Dans un communiqué par courriel, Legacy Health a indiqué avoir révisé ses politiques pour « veiller à protéger autant que possible les communautés touchées, tout en respectant les lois des États et fédérales ». Elle a ajouté qu’elle s’engageait à fournir des soins médicaux à tous ceux qui en ont besoin, y compris les personnes détenues et quel que soit leur statut d’immigration ou leur citoyenneté.

« Nos patients manquent à l’appel »

La répression du Minnesota, commencée à la fin de l’année dernière, a culminé en janvier lorsque le Department of Homeland Security a annoncé qu’il enverrait 2 000 agents et officiers fédéraux dans la région de Minneapolis, dans ce qu’il a qualifié de la plus vaste opération d’application de l’immigration jamais menée.

Plus de 3 000 personnes vivant illégalement sur le territoire ont été arrêtées au titre de ce qu’il a nommé l’opération « Metro Surge », selon le gouvernement dans un dossier déposé au tribunal lundi.

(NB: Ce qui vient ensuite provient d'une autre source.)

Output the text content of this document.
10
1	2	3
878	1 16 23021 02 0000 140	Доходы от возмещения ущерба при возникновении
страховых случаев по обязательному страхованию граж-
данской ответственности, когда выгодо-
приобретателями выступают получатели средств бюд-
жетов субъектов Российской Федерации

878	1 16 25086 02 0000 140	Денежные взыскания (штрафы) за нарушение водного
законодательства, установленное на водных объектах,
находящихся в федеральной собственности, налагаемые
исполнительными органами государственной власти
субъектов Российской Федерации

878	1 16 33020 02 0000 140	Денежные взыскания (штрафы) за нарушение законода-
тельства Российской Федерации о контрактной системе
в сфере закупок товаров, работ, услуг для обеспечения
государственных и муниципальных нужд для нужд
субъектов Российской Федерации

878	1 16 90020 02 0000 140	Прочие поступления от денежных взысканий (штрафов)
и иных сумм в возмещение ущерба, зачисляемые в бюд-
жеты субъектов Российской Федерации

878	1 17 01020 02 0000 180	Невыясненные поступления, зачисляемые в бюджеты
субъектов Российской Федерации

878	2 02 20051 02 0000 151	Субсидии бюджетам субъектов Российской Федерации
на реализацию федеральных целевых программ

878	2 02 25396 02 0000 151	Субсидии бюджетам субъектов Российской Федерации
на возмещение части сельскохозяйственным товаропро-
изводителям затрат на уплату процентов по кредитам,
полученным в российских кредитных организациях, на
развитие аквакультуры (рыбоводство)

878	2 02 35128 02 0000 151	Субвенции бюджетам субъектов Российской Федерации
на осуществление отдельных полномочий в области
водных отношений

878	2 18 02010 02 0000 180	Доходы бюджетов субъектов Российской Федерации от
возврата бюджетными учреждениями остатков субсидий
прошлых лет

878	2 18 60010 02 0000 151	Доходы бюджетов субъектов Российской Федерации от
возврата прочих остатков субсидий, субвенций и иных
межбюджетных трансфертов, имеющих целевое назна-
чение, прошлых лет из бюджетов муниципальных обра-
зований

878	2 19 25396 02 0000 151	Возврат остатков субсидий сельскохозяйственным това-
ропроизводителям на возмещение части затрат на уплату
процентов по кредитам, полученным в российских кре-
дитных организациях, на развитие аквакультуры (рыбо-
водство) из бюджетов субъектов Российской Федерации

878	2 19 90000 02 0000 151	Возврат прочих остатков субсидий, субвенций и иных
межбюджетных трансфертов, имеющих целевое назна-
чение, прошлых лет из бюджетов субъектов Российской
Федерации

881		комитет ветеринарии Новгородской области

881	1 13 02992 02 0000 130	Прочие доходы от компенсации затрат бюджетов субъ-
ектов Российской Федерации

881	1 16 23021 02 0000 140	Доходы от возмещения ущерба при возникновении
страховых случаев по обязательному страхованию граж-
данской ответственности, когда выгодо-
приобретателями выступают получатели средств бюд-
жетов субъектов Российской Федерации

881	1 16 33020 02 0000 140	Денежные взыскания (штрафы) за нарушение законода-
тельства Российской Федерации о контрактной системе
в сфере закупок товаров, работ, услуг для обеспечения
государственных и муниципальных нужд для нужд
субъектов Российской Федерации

« Nos patients manquent à l’appel », a déclaré Erin Stevens, MD, présidente de la section du Minnesota de l’American College of Obstetricians and Gynecologists, en ajoutant que les femmes enceintes manquaient des soins prénataux essentiels. Les demandes pour des naissances à domicile ont aussi augmenté de manière significative, « même parmi des patientes qui n’avaient jamais envisagé cela ou pour qui ce n’était pas une option sûre », a déclaré Stevens.

La poussée dans le « Twin Cities », politiquement très libéral, a déclenché des heurts entre militants et agents de l’immigration, mis en opposition les autorités municipales et étatiques au gouvernement fédéral, et laissé une mère de trois enfants morte, tirée par un agent de l’ICE dans ce que les responsables fédéraux ont qualifié d’acte de légitime défense mais que les autorités locales ont décrit comme imprudent et inutile.

L’administration Trump et les responsables du Minnesota se sont rejoints dans les échanges de blame concernant les tensions accrues.

Le dernier coup de théâtre est venu dimanche, lorsque des manifestants ont perturbé un service dans une église de St. Paul parce que l’un de ses pasteurs dirige le bureau de terrain local de l’ICE. Certains se sont avancés jusqu’au pupitre de l’église Cities Church, d’autres ont scandé « ICE dehors ».

Le Département de la Justice des États-Unis a annoncé qu’il ouvrait une enquête sur les droits civils concernant la protestation devant l’église.

Thomas Leroy

Thomas Leroy

Je m’appelle Thomas Leroy et je suis le rédacteur de Placebo. Médecin de formation et passionné par le journalisme, j’ai choisi de créer ce média pour apporter une information claire et indépendante sur la santé et les addictions. Chaque jour, je m’engage à rendre accessibles des sujets complexes afin d’aider chacun à mieux comprendre et agir.